Organic Farming

Reprinted from July, 1998 U.S. Beltie News

About Organic Farming

We’ve often heard the term used, but most of us don’t know precisely what is entailed in organic farming. We solicited the assistance of Marlin Sherbine (PA) to offer some information on the subject.

Organic farming at one time was considered the total opposite to conventional farming, but is now by public demand (and more importantly, by profit margin squeeze) gaining acceptance by traditional agriculture. Organically grown food products in the United States have increased in recent years to approximately 3% of total crop production.

Organically grown food products will never replace the traditional type production, however more and more of the consuming public is purchasing organic products. This growing segment of our population is willing to pay extra because they believe the products are healthier, or it is the politically correct thing to do, or it is the ‘in thing.’

Examples of recent pricing on conventionally grown products vs. organically certified are soybeans at $7 bu. vs. $22-$25 bu., and buckwheat at $4 bu. vs. $16-$18 bu. Freezer beef sales for an 1150-pound animal nets $700-$800 vs. $1100-$1200.

To become a certified organic producer it is necessary to join an organization capable of making rules, inspecting growers, and monitoring purchases of products by members as well as installing a tracking system for member production and sales. These functions are funded by dues, inspection fees and user fees.

Certifying organizations now consist of numerous national, state and local groups with common standards of no herbicides, synthetic fertilizers or chemical pesticides. Certified farms must demonstrate and follow rigid standards covering the use of off-farm imports and carry out approved soil enrichment programs using only organically produced roducts.

Variances between organizations do occur as to length of time procedures must be followed before crops or meat products may
be certified. In addition, the integrity of ‘certified organic’ has been violated by non-certified growers attempting to capitalize on the higher market prices. For these reasons, Congress in 1990 enacted the Organic Foods Production Act directing the United States Department of Agriculture to write regulations and enforceable standards governing products labeled ‘organically grown.’

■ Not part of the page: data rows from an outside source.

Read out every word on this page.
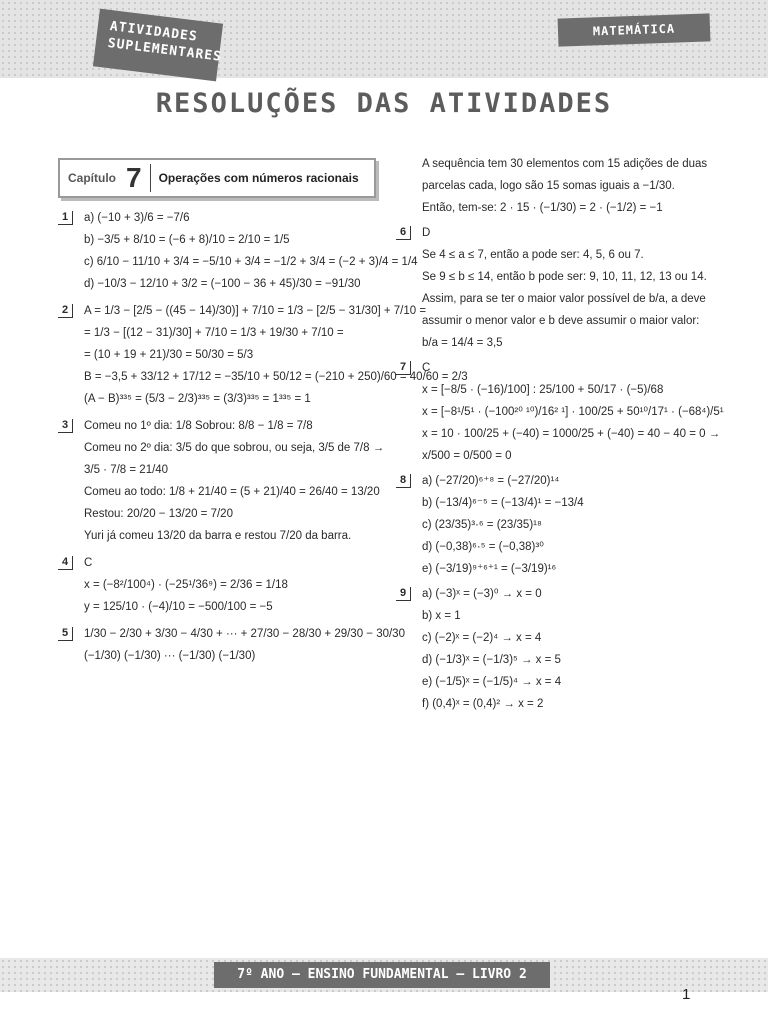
ATIVIDADES SUPLEMENTARES
MATEMÁTICA
RESOLUÇÕES DAS ATIVIDADES
Capítulo 7 Operações com números racionais
1	a) (−10 + 3)/6 = −7/6
b) −3/5 + 8/10 = (−6 + 8)/10 = 2/10 = 1/5
c) 6/10 − 11/10 + 3/4 = −5/10 + 3/4 = −1/2 + 3/4 = (−2 + 3)/4 = 1/4
d) −10/3 − 12/10 + 3/2 = (−100 − 36 + 45)/30 = −91/30
2	A = 1/3 − [2/5 − ((45 − 14)/30)] + 7/10 = 1/3 − [2/5 − 31/30] + 7/10 =
= 1/3 − [(12 − 31)/30] + 7/10 = 1/3 + 19/30 + 7/10 =
= (10 + 19 + 21)/30 = 50/30 = 5/3
B = −3,5 + 33/12 + 17/12 = −35/10 + 50/12 = (−210 + 250)/60 = 40/60 = 2/3
(A − B)³³⁵ = (5/3 − 2/3)³³⁵ = (3/3)³³⁵ = 1³³⁵ = 1
3	Comeu no 1º dia: 1/8 Sobrou: 8/8 − 1/8 = 7/8
Comeu no 2º dia: 3/5 do que sobrou, ou seja, 3/5 de 7/8 →
3/5 · 7/8 = 21/40
Comeu ao todo: 1/8 + 21/40 = (5 + 21)/40 = 26/40 = 13/20
Restou: 20/20 − 13/20 = 7/20
Yuri já comeu 13/20 da barra e restou 7/20 da barra.
4	C
x = (−8²/100⁴) · (−25¹/36⁹) = 2/36 = 1/18
y = 125/10 · (−4)/10 = −500/100 = −5
5	1/30 − 2/30 + 3/30 − 4/30 + ··· + 27/30 − 28/30 + 29/30 − 30/30
(−1/30) (−1/30) ··· (−1/30) (−1/30)
A sequência tem 30 elementos com 15 adições de duas
parcelas cada, logo são 15 somas iguais a −1/30.
Então, tem-se: 2 · 15 · (−1/30) = 2 · (−1/2) = −1
6	D
Se 4 ≤ a ≤ 7, então a pode ser: 4, 5, 6 ou 7.
Se 9 ≤ b ≤ 14, então b pode ser: 9, 10, 11, 12, 13 ou 14.
Assim, para se ter o maior valor possível de b/a, a deve
assumir o menor valor e b deve assumir o maior valor:
b/a = 14/4 = 3,5
7	C
x = [−8/5 · (−16)/100] : 25/100 + 50/17 · (−5)/68
x = [−8¹/5¹ · (−100²⁰ ¹⁰)/16² ¹] · 100/25 + 50¹⁰/17¹ · (−68⁴)/5¹
x = 10 · 100/25 + (−40) = 1000/25 + (−40) = 40 − 40 = 0 →
x/500 = 0/500 = 0
8	a) (−27/20)⁶⁺⁸ = (−27/20)¹⁴
b) (−13/4)⁶⁻⁵ = (−13/4)¹ = −13/4
c) (23/35)³·⁶ = (23/35)¹⁸
d) (−0,38)⁶·⁵ = (−0,38)³⁰
e) (−3/19)⁹⁺⁶⁺¹ = (−3/19)¹⁶
9	a) (−3)ˣ = (−3)⁰ → x = 0
b) x = 1
c) (−2)ˣ = (−2)⁴ → x = 4
d) (−1/3)ˣ = (−1/3)⁵ → x = 5
e) (−1/5)ˣ = (−1/5)⁴ → x = 4
f) (0,4)ˣ = (0,4)² → x = 2
7º ANO – ENSINO FUNDAMENTAL – LIVRO 2
1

Seven years later (despite the fact that regulations were to be in place by 1993), they were presented for public comment on December 15, 1997. Representatives of organic grower and consumer groups had spent countless hours helping draft these regulations, but to their dismay found the final draft so ‘watered down’ that products grown under the new standards could no longer be acceptable by the true ‘organic consumer.’ This led to over 200,000 formal verbal and written unfavorable comments on the draft, and has led to a rewrite by USDA, timing unknown.

In the meantime the various certifying groups will continue to operate under their current standards.
For beef cattle, this means:
1. No weaning before 3 months.
2. No veal production as organic.
3. No synthetic growth promotion.
4. Breeding stock, if purchased, cannot be beyond the last third of gestation, unless purchased from a certified livestock producer.
5. Slaughter stock must be raised from birth.
6. Vaccinations (other than legally required vaccinations) permitted only when diseases exist which cannot be controlled by other techniques. When recourse to prohibited drugs is required to insure animal health, that slaughter animal may not be sold as ‘certified organic.’
7. Embryo transfers are not permitted.
8. No physical alterations are permitted.
9. An audit trail covering all feeds, supplements and medication is required.
10. Animals must be fed all organically grown forage and grain, minerals may be purchased.

The Up Side of Organic Farming

1. We are doing our best to stop additional degradation of our land, air and water through additions of phosphates, nitrates and various long-term harmful chemicals and providing a safe and healthy product.
2. Per-acre costs of production are much lower since we are not buying fertilizers or spray materials.
3. Moisture retention in the soil is much better since organic matter in our soil has risen from less than 1% to 5% through the lack of leaching from chemicals, green manure plowdowns, the return of earthworms, and change in type of earth disturbance equipment.
4. Vet bills on animals (at least short term) have been cut by 85%.
5. It is very satisfying when a good crop or animal proves that it can be done the way grandpa did it (but without the horses).

The Down Side of Organic Farming

1. There are few proven handbooks or study courses to help beginners, similar to those provided by ag colleges for traditional farming methods. Help and advice must come from those willing to truthfully share experiences, suppliers of certified organic products, or mainly by trial and error.
2. Crops are much more weather-dependent, since weed control is a function of tillage at the proper time vs. spraying to last all season. There are no approved sources of a high nitrogen product to ‘jump start’ crops, so a late planting of grain may not mature.
3. Record keeping is much more time consuming.
4. Material costs are lower, but labor costs are higher because of added ‘bush- hogging,’ planting, plowing down green manures, composting manure from barns, and additional mechanical cleaning of grain.
5. Yields per acre cannot match those of land heavily fortified with synthetic fertilizers.
6. Fast-acting dewormers and chemical fly control not permitted on cattle.